How My Students Used Math to Analyze Poetry

Sometimes my students really amaze me.

One of the things I love about teaching English is that I’m frequently learning new things from my students. Even my grade 8s have had wonderful insights that I’d never considered before.

Earlier this week, my class read “Dulce et Decorum Est. After reading it for comprehension, they formed small groups and chose the poem’s words and short phrases they thought were particularly powerful. Writing on the board and windows, the groups listed the words in the order they appear in the poem. Then, using their lists, they identified patterns and progressions to help deepen their analysis and understanding.

As we went around to each group’s work, I was impressed, as always, at my students’ insights. However, one group, in particular, stood out because they used math to help them with their analysis. They numbered each word from 1 to 12, from the most powerful to the least powerful word in their list. After ranking the words, they found the average rank for each stanza in the poem: the lower the average, the more powerful the words in that stanza. Their result is shown in the photograph below.

math poetry 2

By finding the averages, they identified that the words become more powerful in each new stanza, and this led to a discussion about why this was so.

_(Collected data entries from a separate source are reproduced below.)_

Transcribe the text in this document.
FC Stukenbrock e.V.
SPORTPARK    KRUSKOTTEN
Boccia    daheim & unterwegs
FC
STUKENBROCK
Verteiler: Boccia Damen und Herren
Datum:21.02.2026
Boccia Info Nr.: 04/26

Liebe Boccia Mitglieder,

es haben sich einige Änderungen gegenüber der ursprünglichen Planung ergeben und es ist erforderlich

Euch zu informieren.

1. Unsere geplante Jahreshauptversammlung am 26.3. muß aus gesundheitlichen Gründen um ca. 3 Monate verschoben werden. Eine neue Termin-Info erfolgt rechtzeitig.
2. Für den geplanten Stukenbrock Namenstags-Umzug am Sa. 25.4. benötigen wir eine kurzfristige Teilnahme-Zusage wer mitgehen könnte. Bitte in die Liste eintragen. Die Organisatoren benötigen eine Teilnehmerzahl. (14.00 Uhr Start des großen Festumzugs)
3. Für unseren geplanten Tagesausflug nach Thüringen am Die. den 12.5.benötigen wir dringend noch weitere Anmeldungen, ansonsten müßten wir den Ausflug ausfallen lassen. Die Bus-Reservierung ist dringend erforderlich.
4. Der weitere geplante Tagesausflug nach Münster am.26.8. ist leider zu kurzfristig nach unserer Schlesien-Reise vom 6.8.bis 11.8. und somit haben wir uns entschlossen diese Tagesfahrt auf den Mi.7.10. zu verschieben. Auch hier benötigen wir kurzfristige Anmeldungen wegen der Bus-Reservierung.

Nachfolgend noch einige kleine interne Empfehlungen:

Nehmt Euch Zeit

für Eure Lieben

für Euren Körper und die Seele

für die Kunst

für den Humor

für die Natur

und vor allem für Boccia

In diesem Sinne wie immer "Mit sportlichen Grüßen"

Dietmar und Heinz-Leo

Now, of course, their rankings were subjective, but it was still a unique method of approaching analysis, and it spurred an insightful discussion of the poem.

I can’t wait to see what my students teach me next.

3 thoughts on “How My Students Used Math to Analyze Poetry

  1. Hello Chris,

    Your post and explanations were most interesting, but not having a PRO Sketchup, I do not have the 3D export to obj. I searched a little further and here is the way. I also posted it on XDA developers together with the text file mentioned here-below. Should you be interested, you will find it under “walk in your own sketchup 3D model with google cardboard virtual reality”. You are welcome to add it to your excellent user manual. Since my post on XDA, I realised that the .rb files could be stored on sketchup tools, so I made below a complement to my XDA post. I had to modify the original soft found on internet to force double face triangles, you can see my addon in the text file.